ROMA - Un "manuale di sopravvivenza" per aiutare ogni 'tipo' di turista a non incappare nelle insidie di Roma. La guida, stampata in 2.000 copie e che sarà distribuita per le strade e gli uffici pubblici, è nata da un'idea del capogruppo di Sinistra e Libertà in Provincia di Roma, Gianluca Peciola.
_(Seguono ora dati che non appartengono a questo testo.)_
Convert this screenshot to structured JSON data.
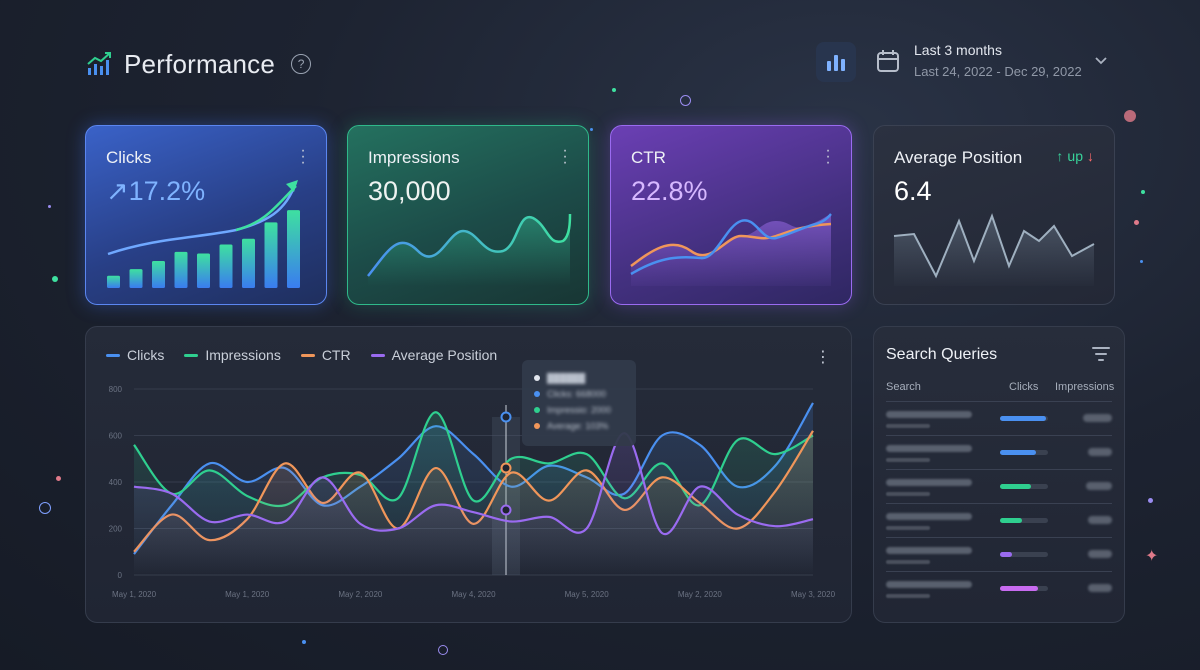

In copertina la vignetta di 'KAlimanno', il sindaco di Roma in versione dea Kalì a sei braccia che distrugge a pedate la statua della Minerva e che, fascia tricolore al petto, tra le mani stringe manette, blocchetti delle multe, retino per le farfalle.
Ecco allora i consigli della guida: "Per il turista gay sconsigliate vivamente le zone del Colosseo o Gay Village. Rischio accoltellamenti, pestaggi e insulti omofobi. Per il turista in moto: evitare le strade alberate senza equipaggiamento protettivo. Causa caduta rami e alluvioni".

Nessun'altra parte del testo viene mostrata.